For Bitter Smith, the loss marks the end of her third run for Congress. The public affairs consultant and former Scottsdale city councilwoman said money was the difference-maker in the campaign. Schweikert and Ward each spent about 2 ½ times more than she did.
“I’m not disappointed … ,” said Bitter Smith, who said she called Schweikert to offer her support and help in defeating Mitchell. “I think there are great issues that Republicans have to talk about against Democrats.”
Ward, a venture capitalist who moved from California to Arizona in 2008, outspent Schweikert, but was branded a carpetbagger by his opponents for launching his congressional run so soon after moving to the state.
Ward attended college in Arizona in the early 1980s, but was unable to shake the outsider label given to him by Schweikert and Bitter Smith, both of whom have deep roots in the Scottsdale-based district.
Chris Salvino, a Phoenix doctor, marketed himself as a health care professional who would help turn back President Obama’s historic health care law. But his professional background didn’t give him the boost he’d sought, leaving him in fourth place in the crowded primary.

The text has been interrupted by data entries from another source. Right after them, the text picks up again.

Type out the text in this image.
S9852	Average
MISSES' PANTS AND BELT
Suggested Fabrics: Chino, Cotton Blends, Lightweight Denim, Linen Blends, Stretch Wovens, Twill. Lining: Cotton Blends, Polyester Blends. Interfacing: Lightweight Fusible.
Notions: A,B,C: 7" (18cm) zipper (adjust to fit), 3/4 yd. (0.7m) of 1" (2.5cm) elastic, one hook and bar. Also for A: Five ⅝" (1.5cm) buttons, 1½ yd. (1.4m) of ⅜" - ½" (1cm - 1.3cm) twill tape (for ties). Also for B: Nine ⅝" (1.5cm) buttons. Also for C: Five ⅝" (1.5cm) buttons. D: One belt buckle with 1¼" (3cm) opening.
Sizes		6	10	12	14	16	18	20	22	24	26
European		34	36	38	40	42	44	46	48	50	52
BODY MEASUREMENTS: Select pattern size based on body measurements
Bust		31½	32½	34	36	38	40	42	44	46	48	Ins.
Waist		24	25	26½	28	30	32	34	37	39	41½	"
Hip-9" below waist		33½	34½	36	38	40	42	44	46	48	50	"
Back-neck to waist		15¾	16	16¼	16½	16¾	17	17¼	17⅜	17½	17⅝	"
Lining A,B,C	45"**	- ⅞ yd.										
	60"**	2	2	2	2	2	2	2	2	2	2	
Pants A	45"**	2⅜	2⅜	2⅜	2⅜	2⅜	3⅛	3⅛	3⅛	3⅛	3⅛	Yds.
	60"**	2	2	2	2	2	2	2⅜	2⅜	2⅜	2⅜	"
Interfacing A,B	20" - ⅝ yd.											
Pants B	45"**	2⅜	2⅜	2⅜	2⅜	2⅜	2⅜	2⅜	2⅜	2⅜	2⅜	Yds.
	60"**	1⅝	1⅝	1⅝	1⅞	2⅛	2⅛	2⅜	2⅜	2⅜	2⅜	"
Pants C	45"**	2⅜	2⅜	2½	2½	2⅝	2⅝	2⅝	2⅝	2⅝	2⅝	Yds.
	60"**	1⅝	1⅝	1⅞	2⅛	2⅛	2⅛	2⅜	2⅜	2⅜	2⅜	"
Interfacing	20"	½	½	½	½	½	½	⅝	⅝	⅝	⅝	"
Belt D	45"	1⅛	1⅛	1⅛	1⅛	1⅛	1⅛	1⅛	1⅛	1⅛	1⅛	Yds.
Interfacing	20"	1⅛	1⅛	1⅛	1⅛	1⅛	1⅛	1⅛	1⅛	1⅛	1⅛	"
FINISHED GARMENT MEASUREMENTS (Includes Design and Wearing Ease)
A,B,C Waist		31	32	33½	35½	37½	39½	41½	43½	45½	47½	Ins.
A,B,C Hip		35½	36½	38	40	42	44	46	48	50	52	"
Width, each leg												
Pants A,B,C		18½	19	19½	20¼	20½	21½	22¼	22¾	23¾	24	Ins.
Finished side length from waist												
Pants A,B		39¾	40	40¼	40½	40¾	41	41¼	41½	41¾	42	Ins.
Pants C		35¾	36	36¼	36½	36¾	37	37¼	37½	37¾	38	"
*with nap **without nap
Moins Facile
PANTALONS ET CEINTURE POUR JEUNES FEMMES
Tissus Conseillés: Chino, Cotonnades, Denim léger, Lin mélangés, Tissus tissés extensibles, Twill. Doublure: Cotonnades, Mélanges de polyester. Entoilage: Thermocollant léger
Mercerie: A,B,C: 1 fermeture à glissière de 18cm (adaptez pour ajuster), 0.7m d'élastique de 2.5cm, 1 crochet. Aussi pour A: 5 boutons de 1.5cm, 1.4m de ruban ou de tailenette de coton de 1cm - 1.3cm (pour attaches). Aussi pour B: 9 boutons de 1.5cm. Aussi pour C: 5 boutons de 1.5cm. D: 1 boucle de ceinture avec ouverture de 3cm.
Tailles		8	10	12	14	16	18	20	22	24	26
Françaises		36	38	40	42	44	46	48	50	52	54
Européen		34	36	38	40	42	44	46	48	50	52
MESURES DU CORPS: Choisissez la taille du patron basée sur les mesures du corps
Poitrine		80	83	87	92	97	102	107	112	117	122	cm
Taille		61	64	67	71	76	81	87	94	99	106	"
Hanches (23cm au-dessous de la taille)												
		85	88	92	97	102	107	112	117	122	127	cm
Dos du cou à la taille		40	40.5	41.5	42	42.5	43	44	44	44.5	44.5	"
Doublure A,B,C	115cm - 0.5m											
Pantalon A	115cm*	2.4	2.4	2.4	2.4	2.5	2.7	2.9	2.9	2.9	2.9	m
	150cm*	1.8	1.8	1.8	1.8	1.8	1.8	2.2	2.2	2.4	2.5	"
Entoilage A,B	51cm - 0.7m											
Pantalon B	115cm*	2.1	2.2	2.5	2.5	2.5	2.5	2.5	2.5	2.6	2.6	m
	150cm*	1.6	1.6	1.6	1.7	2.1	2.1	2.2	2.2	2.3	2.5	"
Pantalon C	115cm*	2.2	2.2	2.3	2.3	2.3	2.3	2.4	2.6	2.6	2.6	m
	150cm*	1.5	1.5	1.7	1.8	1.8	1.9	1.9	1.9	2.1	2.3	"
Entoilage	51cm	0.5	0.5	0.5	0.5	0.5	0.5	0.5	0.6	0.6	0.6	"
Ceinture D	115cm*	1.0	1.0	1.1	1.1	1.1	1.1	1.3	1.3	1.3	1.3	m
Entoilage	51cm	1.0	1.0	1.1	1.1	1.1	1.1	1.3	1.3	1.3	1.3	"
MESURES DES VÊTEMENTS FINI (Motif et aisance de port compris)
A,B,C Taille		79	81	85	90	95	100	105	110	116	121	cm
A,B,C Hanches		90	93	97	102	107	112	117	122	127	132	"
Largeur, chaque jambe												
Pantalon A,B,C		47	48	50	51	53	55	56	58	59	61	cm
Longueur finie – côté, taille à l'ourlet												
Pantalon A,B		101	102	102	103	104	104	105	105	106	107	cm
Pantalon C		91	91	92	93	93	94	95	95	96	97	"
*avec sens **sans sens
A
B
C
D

Mitchell bested Schweikert by 9 points in 2008, but the political climate in 2010 is far different than two years ago. The Democratic waves that swept Mitchell into office in 2006 and re-elected him two years later appear to have subsided, and Republicans are expected to retake congressional seats in many districts nationwide.
Mitchell must deal not only with the anti-incumbent and anti-Democratic sentiment sweeping the country, but also with the demographics of his own district. Republicans outnumber Democrats by about 40,000 voters in the Arizona’s 5th Congressional District, which Mitchell initially won against an incumbent Republican – J.D. Hayworth – who had been sullied due to associations with lobbyist Jack Abramoff.
“It was a radically different environment,” Schweikert said of the 2008 campaign, noting that at the time independents swung toward Democrats. “Now those independents have had the opportunity to live under liberal dominance. It will be a very different campaign and a very different election year.”
Mitchell spokeswoman Melissa Hodgdon said the centrist Democrat isn’t concerned about the political climate, which is expected to favor Republicans in November.
Republicans may try to tie Mitchell to President Obama or other unpopular Democrats, Hodgdon said, but voters in the district know Mitchell and they know he doesn’t just vote with party leadership every time, as evidenced by his votes against Democratic budgets and cap-and-trade legislation.
“Every race he’s ever run – and I think this is number 18 – there’s always been a Republican edge,” Hodgdon said. “There are plenty of things in his record that show he doesn’t just vote along party lines.”
Schweikert ran a well-funded campaign for the GOP nomination, and showed more than $200,000 in cash on hand in his last campaign finance report. But Mitchell has more than $800,000 on hand.